If she (or someone funding her) wants to act as producer of the work by commissioning you (which is what she is doing) then that's her risk. If it were another producer commissioning you both, would you have a problem with an upfront fee? 

Unless you're sure there's a backend in the future (or you are happy to gamble there might be), you need to get covered for your time and expertise. 

She must see something in you two working together - so I think make her pay for it, or get real and find someone commission you both. Or - how's she going to eat while she's working her arse off making a great libretto for your show if she's not getting paid anyway ... )

You _could_ have it as an advance against a license to do the show or income or whatever. Assuming she finds someone to take the work on there'll be money involved ... sure - but it makes the agreement complicated 

I thin it's easier to have a straight fee - keep it as low as you can and go from there. No repayment issues - no interest - no rewrite dramas (she pays you more? recoupable? non recoupable? she gets all the rewrite money to pay your "loan" but you still rewrite? how would it work?) 

What if she pays you a recoupable fee, and you reach an impasse and you walk away - do you give the money back? 

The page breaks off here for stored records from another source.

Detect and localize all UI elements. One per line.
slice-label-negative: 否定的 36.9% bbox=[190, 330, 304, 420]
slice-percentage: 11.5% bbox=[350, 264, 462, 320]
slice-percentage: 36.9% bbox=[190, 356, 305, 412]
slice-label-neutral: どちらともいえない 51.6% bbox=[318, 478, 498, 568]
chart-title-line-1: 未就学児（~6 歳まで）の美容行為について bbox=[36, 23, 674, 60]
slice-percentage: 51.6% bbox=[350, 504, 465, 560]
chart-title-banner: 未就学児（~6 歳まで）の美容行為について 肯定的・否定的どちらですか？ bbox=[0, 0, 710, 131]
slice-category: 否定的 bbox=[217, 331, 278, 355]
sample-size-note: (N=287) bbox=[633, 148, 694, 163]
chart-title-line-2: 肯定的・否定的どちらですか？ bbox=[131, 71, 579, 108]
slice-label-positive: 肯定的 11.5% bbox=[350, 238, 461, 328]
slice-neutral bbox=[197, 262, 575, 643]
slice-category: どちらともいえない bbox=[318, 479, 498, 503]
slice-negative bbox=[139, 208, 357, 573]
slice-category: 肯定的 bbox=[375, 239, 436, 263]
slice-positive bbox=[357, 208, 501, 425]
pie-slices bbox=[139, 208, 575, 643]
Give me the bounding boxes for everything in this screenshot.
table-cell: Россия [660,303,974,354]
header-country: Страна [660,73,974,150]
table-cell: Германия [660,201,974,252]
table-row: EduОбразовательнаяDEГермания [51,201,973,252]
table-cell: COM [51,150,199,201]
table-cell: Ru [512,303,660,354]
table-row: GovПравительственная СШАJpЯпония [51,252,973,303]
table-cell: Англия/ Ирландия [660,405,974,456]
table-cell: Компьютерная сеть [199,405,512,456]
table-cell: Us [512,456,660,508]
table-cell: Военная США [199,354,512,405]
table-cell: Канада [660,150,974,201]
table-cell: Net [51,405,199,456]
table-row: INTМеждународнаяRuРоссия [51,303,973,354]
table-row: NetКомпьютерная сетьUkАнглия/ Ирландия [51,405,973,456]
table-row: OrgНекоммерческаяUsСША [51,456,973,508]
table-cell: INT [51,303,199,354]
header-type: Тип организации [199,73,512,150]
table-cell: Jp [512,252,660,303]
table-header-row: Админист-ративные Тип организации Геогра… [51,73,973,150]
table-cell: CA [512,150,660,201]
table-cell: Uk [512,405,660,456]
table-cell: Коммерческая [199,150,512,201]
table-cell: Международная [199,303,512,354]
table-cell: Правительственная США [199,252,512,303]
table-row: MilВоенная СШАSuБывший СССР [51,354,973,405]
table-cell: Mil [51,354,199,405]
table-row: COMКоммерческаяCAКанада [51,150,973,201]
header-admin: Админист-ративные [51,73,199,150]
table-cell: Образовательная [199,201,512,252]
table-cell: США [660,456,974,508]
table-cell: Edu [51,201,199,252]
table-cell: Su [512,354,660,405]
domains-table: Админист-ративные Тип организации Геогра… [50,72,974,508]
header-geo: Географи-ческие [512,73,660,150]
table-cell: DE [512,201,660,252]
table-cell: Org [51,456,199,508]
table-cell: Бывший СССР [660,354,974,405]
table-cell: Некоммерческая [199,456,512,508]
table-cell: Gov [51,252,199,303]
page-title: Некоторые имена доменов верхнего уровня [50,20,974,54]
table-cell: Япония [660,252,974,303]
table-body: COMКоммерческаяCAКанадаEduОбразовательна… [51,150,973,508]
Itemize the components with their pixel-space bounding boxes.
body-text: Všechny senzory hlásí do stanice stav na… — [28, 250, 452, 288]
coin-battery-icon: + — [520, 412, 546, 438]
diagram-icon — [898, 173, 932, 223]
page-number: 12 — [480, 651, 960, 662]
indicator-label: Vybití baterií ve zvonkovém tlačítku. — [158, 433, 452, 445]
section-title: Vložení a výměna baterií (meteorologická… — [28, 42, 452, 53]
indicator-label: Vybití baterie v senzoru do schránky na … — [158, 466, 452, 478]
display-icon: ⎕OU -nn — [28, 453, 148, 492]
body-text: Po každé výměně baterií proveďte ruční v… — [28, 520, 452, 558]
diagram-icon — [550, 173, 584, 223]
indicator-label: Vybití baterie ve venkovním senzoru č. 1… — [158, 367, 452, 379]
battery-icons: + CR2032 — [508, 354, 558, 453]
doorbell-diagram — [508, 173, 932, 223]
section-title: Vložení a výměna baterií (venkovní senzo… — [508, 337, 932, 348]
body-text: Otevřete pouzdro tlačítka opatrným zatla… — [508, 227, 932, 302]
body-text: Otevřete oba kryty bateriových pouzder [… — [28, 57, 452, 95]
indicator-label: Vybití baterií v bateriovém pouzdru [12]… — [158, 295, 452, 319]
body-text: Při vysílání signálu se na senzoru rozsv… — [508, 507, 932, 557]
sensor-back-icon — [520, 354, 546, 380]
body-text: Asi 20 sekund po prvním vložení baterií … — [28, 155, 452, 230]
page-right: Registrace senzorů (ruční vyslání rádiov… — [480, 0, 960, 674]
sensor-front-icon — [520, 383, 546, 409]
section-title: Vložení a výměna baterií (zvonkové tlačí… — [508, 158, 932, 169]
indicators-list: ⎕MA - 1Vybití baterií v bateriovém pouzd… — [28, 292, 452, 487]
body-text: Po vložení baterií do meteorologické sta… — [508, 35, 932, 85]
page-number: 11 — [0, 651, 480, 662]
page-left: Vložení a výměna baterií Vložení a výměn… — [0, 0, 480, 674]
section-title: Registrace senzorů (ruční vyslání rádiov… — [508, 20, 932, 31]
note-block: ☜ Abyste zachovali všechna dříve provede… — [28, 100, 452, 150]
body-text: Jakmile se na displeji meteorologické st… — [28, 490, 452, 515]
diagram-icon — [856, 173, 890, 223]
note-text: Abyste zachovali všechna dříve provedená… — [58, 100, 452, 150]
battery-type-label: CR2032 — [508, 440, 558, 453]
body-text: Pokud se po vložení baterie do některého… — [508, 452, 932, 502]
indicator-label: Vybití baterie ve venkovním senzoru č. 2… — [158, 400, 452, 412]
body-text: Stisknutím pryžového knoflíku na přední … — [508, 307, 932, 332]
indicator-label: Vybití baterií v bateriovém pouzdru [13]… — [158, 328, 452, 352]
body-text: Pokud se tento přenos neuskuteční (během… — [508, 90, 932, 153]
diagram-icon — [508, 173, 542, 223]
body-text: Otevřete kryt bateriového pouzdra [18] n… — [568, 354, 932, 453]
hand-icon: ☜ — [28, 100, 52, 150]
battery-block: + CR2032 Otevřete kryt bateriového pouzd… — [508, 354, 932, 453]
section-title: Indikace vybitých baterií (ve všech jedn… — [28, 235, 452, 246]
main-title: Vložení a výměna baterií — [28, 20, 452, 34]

Do the 90 lines cheap as you can, use it together as a teaser package - expand it into a bigger work (draft of script or synopsis) and a couple of musicalised scenes and get some funding (commercial or artisitc body) and go from there... 

Dunno - it's your call I guess - but in the end I see the backend is a fee paid by a _producer_ to have the right to put the show on and sell tickets to it. I like your ambition to keep it fair. 

I agree with you, and if that feels right then go for it - but make it fair to yourself as well.


----------



## Dan Selby (Jan 26, 2012)

Hey Autopilot,

Thanks again for your thoughts. I think I'm going to quote a fee for the initial short work and, assuming she is self-funding at this stage, say it is an advance against a future Producer's commissioning fee and a 50/50 split on any future royalties (checking on this first - a music publisher I know has suggested that the composer share is often higher than the librettist). I'll keep my fee on the low side but a real fee that covers my time. As you say, in all likelihood this fee is all I'll ever see for this shorter piece and the larger work or collaboration might come to nothing. I DO like the three verses of lyrics she has sent me so far but she doesn't appear to have a big track record - certainly not so that I am prepared to do the small work for a dime in order to win the opportunity to do the larger work.

I have told her that I'm happy to quote for the small work and, if it goes well for both of us, am happy to consider collaborating on future work later. At that point I'll hopefully have a better feel for working with her, her track record and what she brings to the table in terms of potential for licensing and so how I might think about pricing...

...and all you've said will be very helpful at that point!

Thanks again.

Dan


----------